Tran and Assefa-Dawson joined Johnson on the sidelines, as their positions are not up until 2021. Though a Democrat, and endorsed by progressive FUSE VOTES, Assefa-Dawson has supported both Honda and Kochmar previously, but council watchers note that she was unopposed for re-election after Ferrell supporters talked about running against her, then backed off. Which side will she choose? Is there a political debt?
Tran was caught in the middle of the vote for deputy mayor two years ago and could find himself in the middle of more votes in 2020.

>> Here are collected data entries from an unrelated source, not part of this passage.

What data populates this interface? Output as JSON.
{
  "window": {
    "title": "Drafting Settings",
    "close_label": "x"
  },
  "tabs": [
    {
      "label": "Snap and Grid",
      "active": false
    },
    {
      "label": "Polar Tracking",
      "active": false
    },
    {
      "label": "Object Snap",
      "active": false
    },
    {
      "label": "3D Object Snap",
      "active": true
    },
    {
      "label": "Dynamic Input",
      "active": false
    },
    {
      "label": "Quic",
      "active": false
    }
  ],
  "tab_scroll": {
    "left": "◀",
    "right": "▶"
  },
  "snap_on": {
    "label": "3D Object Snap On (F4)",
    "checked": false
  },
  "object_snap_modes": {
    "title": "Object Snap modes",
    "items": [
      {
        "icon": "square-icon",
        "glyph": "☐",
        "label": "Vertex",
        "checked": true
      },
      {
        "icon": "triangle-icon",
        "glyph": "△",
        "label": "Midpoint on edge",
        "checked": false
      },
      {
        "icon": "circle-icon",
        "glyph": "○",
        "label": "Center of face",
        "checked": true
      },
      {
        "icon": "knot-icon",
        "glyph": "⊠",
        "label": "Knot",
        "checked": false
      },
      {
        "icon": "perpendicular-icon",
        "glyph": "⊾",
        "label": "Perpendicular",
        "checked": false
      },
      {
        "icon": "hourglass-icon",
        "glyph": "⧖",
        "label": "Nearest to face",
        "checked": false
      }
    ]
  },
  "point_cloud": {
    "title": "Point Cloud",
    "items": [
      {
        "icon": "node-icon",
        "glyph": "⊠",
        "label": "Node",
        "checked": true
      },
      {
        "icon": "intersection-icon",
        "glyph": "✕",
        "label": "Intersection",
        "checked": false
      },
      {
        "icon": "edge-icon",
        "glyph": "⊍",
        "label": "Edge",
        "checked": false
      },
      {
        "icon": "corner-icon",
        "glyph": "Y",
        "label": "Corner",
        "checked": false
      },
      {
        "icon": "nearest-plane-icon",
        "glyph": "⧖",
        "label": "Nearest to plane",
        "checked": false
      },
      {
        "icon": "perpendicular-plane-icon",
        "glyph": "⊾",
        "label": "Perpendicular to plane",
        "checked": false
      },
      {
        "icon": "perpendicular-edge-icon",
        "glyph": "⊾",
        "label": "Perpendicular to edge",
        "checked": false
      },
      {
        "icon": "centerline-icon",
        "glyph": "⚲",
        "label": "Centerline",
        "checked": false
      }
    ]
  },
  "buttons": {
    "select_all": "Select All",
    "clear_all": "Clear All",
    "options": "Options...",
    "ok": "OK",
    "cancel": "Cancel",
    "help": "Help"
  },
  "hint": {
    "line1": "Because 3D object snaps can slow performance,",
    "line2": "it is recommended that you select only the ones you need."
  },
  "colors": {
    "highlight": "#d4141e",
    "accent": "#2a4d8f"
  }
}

Honda, Kochmar and Johnson could vote with each other on community social challenges, with occasional support from Moore or Tran. Moore will usually vote with Koppang to support Ferrell, and Assefa-Dawson could be in either camp. Financial conservative Tran could be with Honda and Kochmar on money issues. Most council members are afraid to not support police. But Tran, Assefa-Dawson and Johnson are aware that people of color in Federal Way have a different experience than whites when in contact with police. If there is another controversy, the community could pressure the council to establish an independent police oversight board when police use force. If the council regulary leans progressive, Ferrell could have a long year.
We will get an early look as behind the scenes maneuvering has already started for the deputy mayor position, with five council members who want the job. Only Tran and Johnson are not campaigning for the position. The job will be voted on in January, and will be a clue who is likely to side with who.